About the Book
After seventeen years, the girls from Willow Lake Camp reunite and find that some things have changed, while others will always remain the same.
Ali dropped her hand and slunk lower in her chair. Dafna and Beth were dressed like twins (of course) . . . What was it with that outfit? Was it something that came with your apartment when you moved to the Upper East Side, like a welcome basket in a hotel room filled with fruit and champagne? (Welcome to the Upper East Side! Enjoy your Marc Jacobs skirt and top and these adorable Manolo Blahnik sandals!)
Arden hated odd numbers . . . Their old hateful apartment had been on the ninth floor of a West Side prewar building and although the space had been charming and a bona fide movie star had lived on the floor above them, Arden felt, after consulting both a numerologist and a feng shui specialist, that the vibe was entirely too negative on an odd-numbered floor.
Most of her peers were already engaged or married. One or two even had children. Even Beth was engaged. It was unthinkable. The girl who had played second fiddle to Dafna since they were eught years old was going to walk down the aisle first!? How could it be? She, Dafna Eve Shapiro, who had never been short of boyfriends, wasn't about to end up an old maid!
Tried on 9 dresses. Hated them all. Hate my nose. And my thighs. And my hair. Why did I cut it? I told Kevin to keep it at my shoulders, and now it's just below my chin. My face has never looked more round. If someone drilled three holes in the top of my head, you could bowl with it. I feel like suing Kevin. I hate him. I'm not going to have him do my hair for the wedding after all.
It was a further amazement to Arden to think that the once-formidable Wendy Levin was now nothing more then a well-toned, well-manicured, well-dressed suburban mom . . . It was a far cry from the superjock camper everyone thought would win the U.S. Open one day.
Sex and the City meets Jane Austen in a wickedly funny, razor-sharp novel about the fortunes and misfortunes, expectations and regrets of seven women who shared long-ago summers at an elite Jewish girls' camp.
Anyone who's ever wondered what happened to the girls in the exclusive cliques of adolescence will delight in The J*A*P Chronicles. With the wry wit and keen eye and ear of a latter-day Jane Austen, Isabel Rose (herself a scion of a prominent New York family) provides the ultimate insider's look at the glamorous upper-crust society that even Carrie Bradshaw would give her Jimmy Choos to join.
When seven former bunkmates at Willow Lake Camp reunite for the camp's one hundredth anniversary, the event brings more than just a revival of the old camp spirit. Ali Cohen, an Oscar-nominated filmmaker and former camp outcast, plans to make a documentary about her former bunkmates. The ugly duckling turned successful self-made swan secretly hopes that that her teenage tormentors will have grown into adult losers.

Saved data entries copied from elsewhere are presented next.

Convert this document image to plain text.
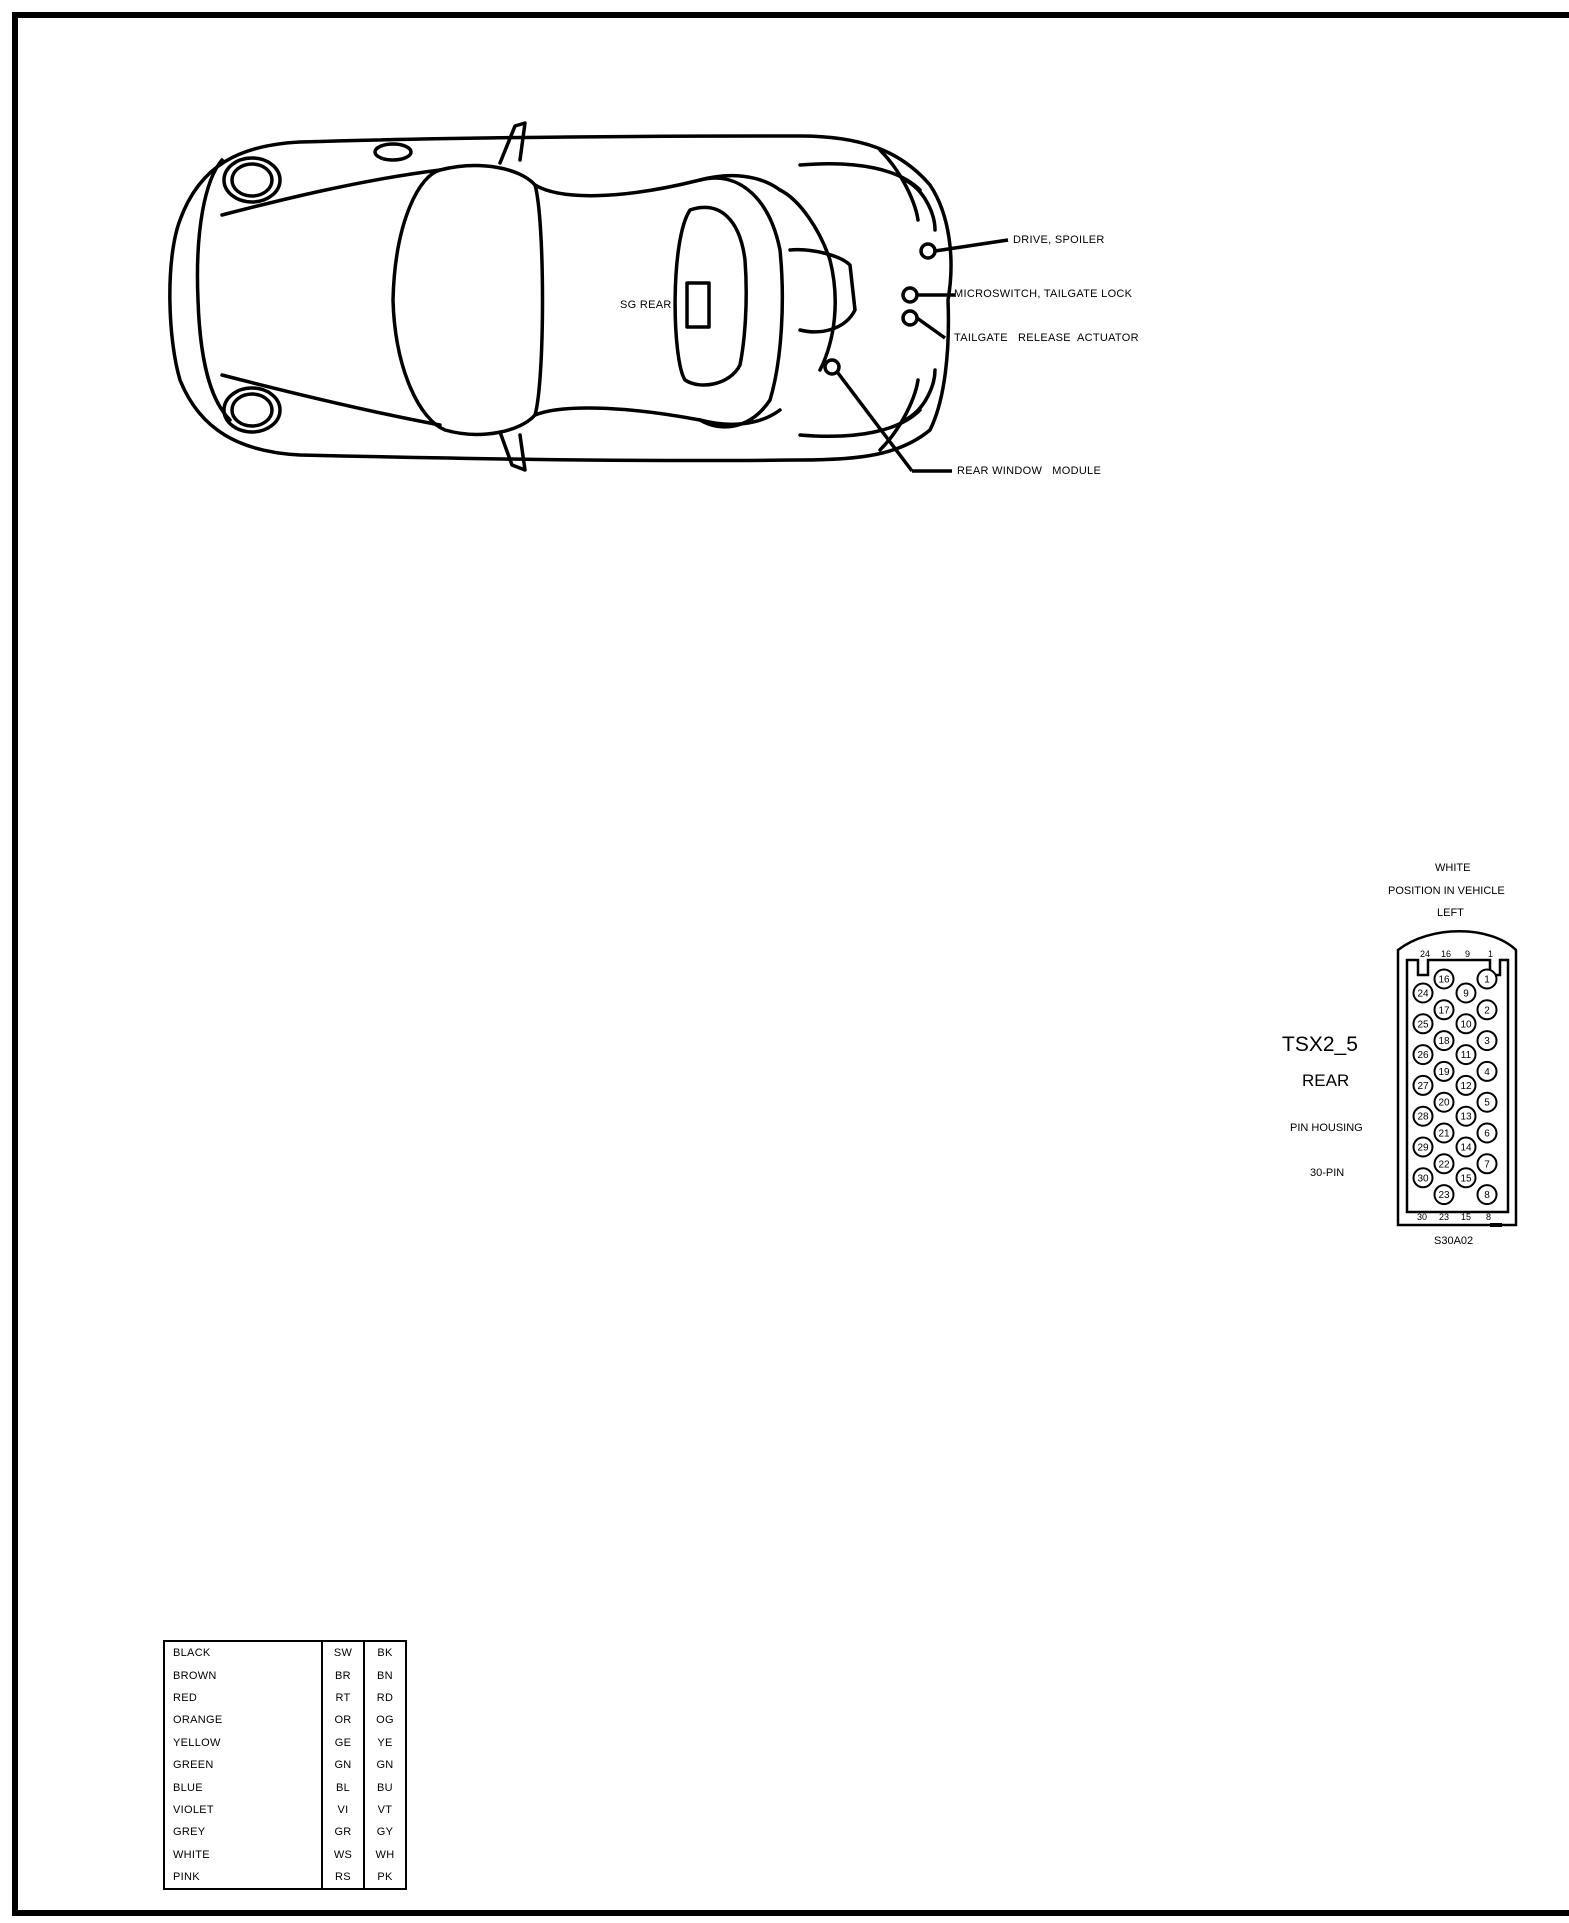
1
2
3
4
5
6
7
8
9
10
11
12
13
14
15
16
17
18
19
20
21
22
23
24
25
26
27
28
29
30
DRIVE, SPOILER
MICROSWITCH, TAILGATE LOCK
TAILGATE   RELEASE  ACTUATOR
REAR WINDOW   MODULE
SG REAR
WHITE
POSITION IN VEHICLE
LEFT
TSX2_5
REAR
PIN HOUSING
30-PIN
S30A02
24 16 9 1
30 23 15 8
BLACK	SW	BK
BROWN	BR	BN
RED	RT	RD
ORANGE	OR	OG
YELLOW	GE	YE
GREEN	GN	GN
BLUE	BL	BU
VIOLET	VI	VT
GREY	GR	GY
WHITE	WS	WH
PINK	RS	PK
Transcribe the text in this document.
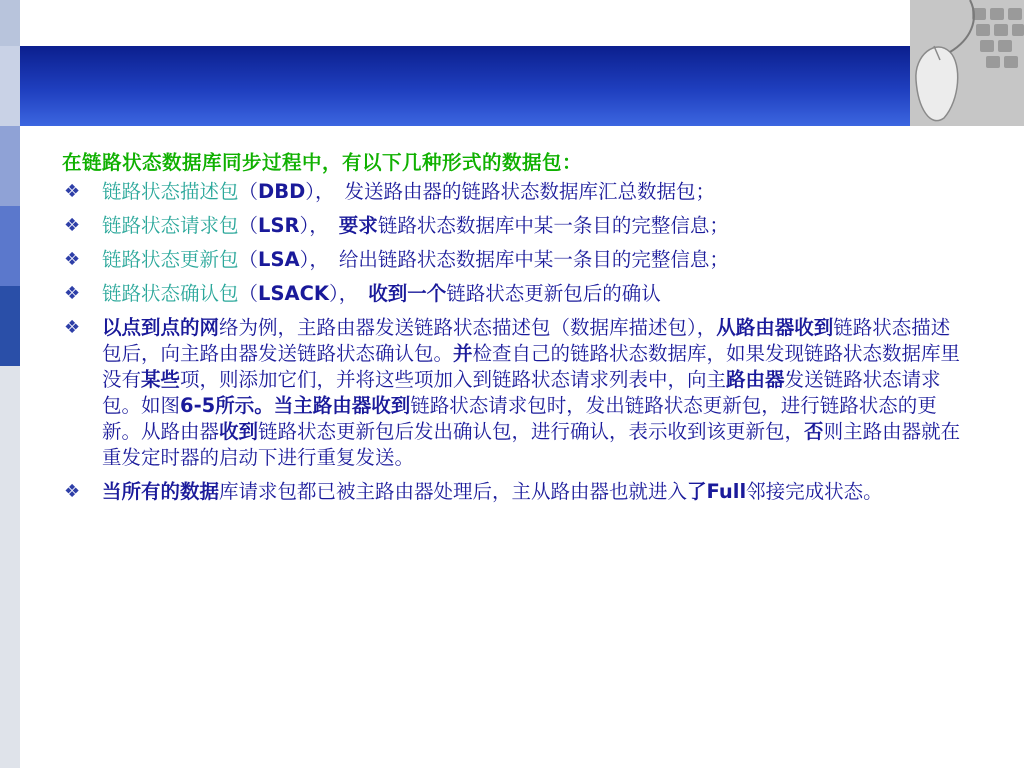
在链路状态数据库同步过程中，有以下几种形式的数据包：
❖ 链路状态描述包（DBD）， 发送路由器的链路状态数据库汇总数据包；
❖ 链路状态请求包（LSR）， 要求链路状态数据库中某一条目的完整信息；
❖ 链路状态更新包（LSA）， 给出链路状态数据库中某一条目的完整信息；
❖ 链路状态确认包（LSACK）， 收到一个链路状态更新包后的确认
❖ 以点到点的网络为例，主路由器发送链路状态描述包（数据库描述包），从路由器收到链路状态描述包后，向主路由器发送链路状态确认包。并检查自己的链路状态数据库，如果发现链路状态数据库里没有某些项，则添加它们，并将这些项加入到链路状态请求列表中，向主路由器发送链路状态请求包。如图6-5所示。当主路由器收到链路状态请求包时，发出链路状态更新包，进行链路状态的更新。从路由器收到链路状态更新包后发出确认包，进行确认，表示收到该更新包，否则主路由器就在重发定时器的启动下进行重复发送。
❖ 当所有的数据库请求包都已被主路由器处理后，主从路由器也就进入了Full邻接完成状态。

As each woman steps into focus, however, it becomes clear that it is not quite that simple. Sure, Arden can't keep a job (even as a nanny!), Jessica is stuck in regional theater, and Dafna has lost both her job and her $20,000 per month stipend from her father. But Laura is apparently flourishing as a Los Angeles superagent, and Beth has found happiness by throwing over her dull but successful fiancé for her wedding photographer. Even Wendy, golden girl turned Short Hills housewife, has managed to skirt around old regrets and long-stifled urgesuntil seeing an old acquaintance stirs them up again.
Funny, smart, and ultimately moving, The J*A*P Chronicles opens a whole new perspective on the girls from the "best families" and on the money, culture, and expectations that define their lives.